As a web professional, I believe in building systems that don’t break in the first place. You have just read through a complex, technical, and stressful troubleshooting guide. The “fixes” are time-consuming and prone to error.

The manual management of SSL certificates is a problem of the past. In 2025, you should never have to manually edit configuration files or combine crt files to make your site secure.

The modern, reliable, and professional solution is to use a managed hosting platform that handles this for you.

The Power of Managed Elementor Hosting

This is where a solution like Elementor Hosting becomes invaluable. It is built on the Google Cloud Platform and is designed to create a seamless, secure, and fully managed environment for Elementor websites.
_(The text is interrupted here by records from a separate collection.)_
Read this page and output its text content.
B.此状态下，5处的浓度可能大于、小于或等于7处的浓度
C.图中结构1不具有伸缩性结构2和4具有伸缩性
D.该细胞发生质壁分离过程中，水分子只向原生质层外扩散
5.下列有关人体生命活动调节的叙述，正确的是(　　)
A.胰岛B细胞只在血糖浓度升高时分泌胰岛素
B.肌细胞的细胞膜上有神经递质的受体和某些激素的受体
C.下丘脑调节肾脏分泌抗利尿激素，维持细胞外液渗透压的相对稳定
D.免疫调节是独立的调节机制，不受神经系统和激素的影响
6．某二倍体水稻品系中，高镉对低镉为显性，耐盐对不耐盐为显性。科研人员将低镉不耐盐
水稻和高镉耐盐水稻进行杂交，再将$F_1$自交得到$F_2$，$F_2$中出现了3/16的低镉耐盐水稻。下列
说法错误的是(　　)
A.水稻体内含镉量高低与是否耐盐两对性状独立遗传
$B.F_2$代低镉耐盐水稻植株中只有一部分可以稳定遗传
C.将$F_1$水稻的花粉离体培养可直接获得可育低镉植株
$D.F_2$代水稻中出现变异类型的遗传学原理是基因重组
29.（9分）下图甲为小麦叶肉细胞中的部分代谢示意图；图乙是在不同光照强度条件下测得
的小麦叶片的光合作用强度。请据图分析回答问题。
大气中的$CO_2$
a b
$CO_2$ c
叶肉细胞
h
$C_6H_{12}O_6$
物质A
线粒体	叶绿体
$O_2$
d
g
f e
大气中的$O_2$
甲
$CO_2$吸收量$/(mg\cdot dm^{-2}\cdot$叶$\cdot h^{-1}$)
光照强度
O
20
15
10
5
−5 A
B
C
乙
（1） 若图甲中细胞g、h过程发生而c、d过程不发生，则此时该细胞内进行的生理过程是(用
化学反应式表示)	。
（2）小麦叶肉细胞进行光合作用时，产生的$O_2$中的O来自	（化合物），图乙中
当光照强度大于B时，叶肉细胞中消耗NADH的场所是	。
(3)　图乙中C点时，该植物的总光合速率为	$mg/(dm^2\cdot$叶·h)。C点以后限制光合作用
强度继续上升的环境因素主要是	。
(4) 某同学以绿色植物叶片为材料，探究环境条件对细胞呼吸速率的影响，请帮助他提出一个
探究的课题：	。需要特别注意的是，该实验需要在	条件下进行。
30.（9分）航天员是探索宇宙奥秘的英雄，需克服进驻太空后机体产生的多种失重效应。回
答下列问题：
Here is how a platform like this eliminates the NET::ERR_CERT_AUTHORITY_INVALID error before it ever happens:

  • Automatic SSL Installation: The moment you connect your free domain name or custom domain to your Elementor Hosting plan, a free Let’s Encrypt SSL certificate is automatically installed. You don’t have to do anything.
  • Correct Chain Configuration: The automated installer always installs the full certificate chain, including all required intermediate certificates. The #1 cause of this error is solved from day one.
  • Automatic SSL Renewal: Let’s Encrypt certificates are only valid for 90 days. Manually, this is a nightmare to track. Elementor Hosting handles this automatically in the background. Your certificate renews itself well before it expires, so you never have an expired certificate.
  • Unified Support: If a bizarre, once-in-a-million SSL error does occur, you have a single point of contact. You don’t have to fight with a separate hosting company, a separate SSL provider, and a separate CDN. One support team handles everything.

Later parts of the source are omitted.